Przyznał, że wojsko spotkało się z przypadkami placówek opiekuńczych – m.in. na Mazowszu, obsługujących kilkudziesięciu pacjentów „często przykutych do łóżka, których należało karmić i przebierać” – gdzie zostały „tylko dwie pielęgniarki”.
„To były sytuacje dramatyczne, to nie były prośby, to były błagania, takich przypadków mamy całe mnóstwo w kraju. To jest rzecz, która absolutnie musi być naprawiona” – podkreślił Skurkiewicz. „Jeżeli byłaby taka sytuacja – jaką mieliśmy teraz przez kilka miesięcy – jesienią, czy w przyszłym roku, to są absolutnie rzeczy do nadrobienia. Szczególna troska dotyczy DPS-ów, bo osoby starsze są w szczególnej grupie ryzyka” – dodał Skurkiewicz.
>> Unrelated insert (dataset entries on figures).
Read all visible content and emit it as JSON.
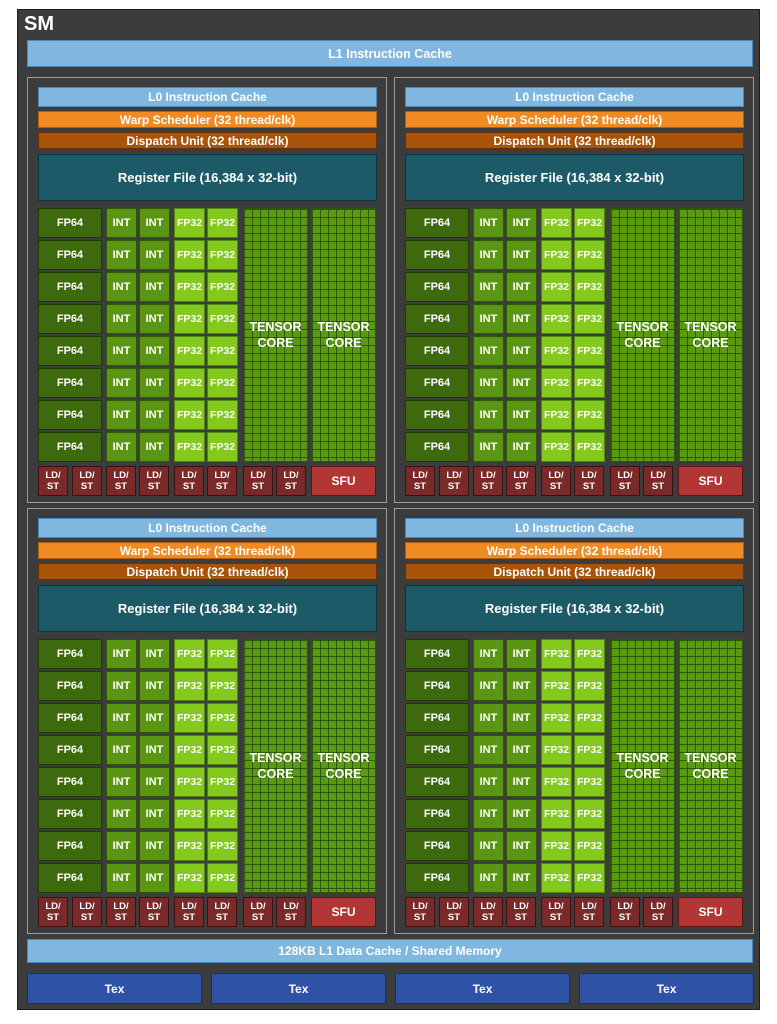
{
  "sm_title": "SM",
  "l1_instruction_cache": "L1 Instruction Cache",
  "processing_block": {
    "l0_cache": "L0 Instruction Cache",
    "warp_scheduler": "Warp Scheduler (32 thread/clk)",
    "dispatch_unit": "Dispatch Unit (32 thread/clk)",
    "register_file": "Register File (16,384 x 32-bit)",
    "fp64_label": "FP64",
    "int_label": "INT",
    "fp32_label": "FP32",
    "tensor_core_label": "TENSOR\nCORE",
    "ldst_label": "LD/\nST",
    "sfu_label": "SFU",
    "fp64_units": 8,
    "int_units": 16,
    "fp32_units": 16,
    "tensor_cores": 2,
    "ldst_units": 8,
    "sfu_units": 1
  },
  "processing_block_count": 4,
  "l1_data_cache": "128KB L1 Data Cache / Shared Memory",
  "tex_units": [
    "Tex",
    "Tex",
    "Tex",
    "Tex"
  ],
  "colors": {
    "background": "#3c3c3c",
    "cache": "#7fb7e0",
    "warp_scheduler": "#f18a21",
    "dispatch_unit": "#a9520a",
    "register_file": "#1d5a68",
    "fp64": "#3d6a0d",
    "int": "#5a9612",
    "fp32": "#84c91d",
    "tensor_core": "#5a9a12",
    "ldst": "#7a2a28",
    "sfu": "#b23633",
    "tex": "#2e52a6"
  }
}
Przestrzegł też przed sytuacjami, jakie miały miejsce w niektórych państwach zachodnich – wymienił: Belgię, Holandię i inne państwa zachodnie – gdzie jak określił – miało miejsce „odczłowieczenie działań” opiekuńczych wobec osób powyżej 70. roku życia. Skurkiewicz wyjaśnił, że chodzi mu o pozostawienie takich osób „samym sobie” i niewspomaganie ich w walce o przeżycie w przypadku zachorowania na COVID-19.
Według danych przedstawionych przez Skurkiewicza żołnierze podczas epidemii opiekowali się mieszkańcami 712 DPS-ów z 824 „legalnie funkcjonujących”, zarejestrowanych w Polsce. Przyznał też, że w niektórych wypadkach wojsko musiało ewakuować mieszkańców DPS-ów, nie podał jednak liczby takich ewakuacji.
Wojsko wsparło też 454 szpitali oraz 101 innych placówek medycznych, zorganizowało 405 zespołów pobierających wymazy na obecność koronawirusa, których w sumie pobrano do dziś około 103 tys.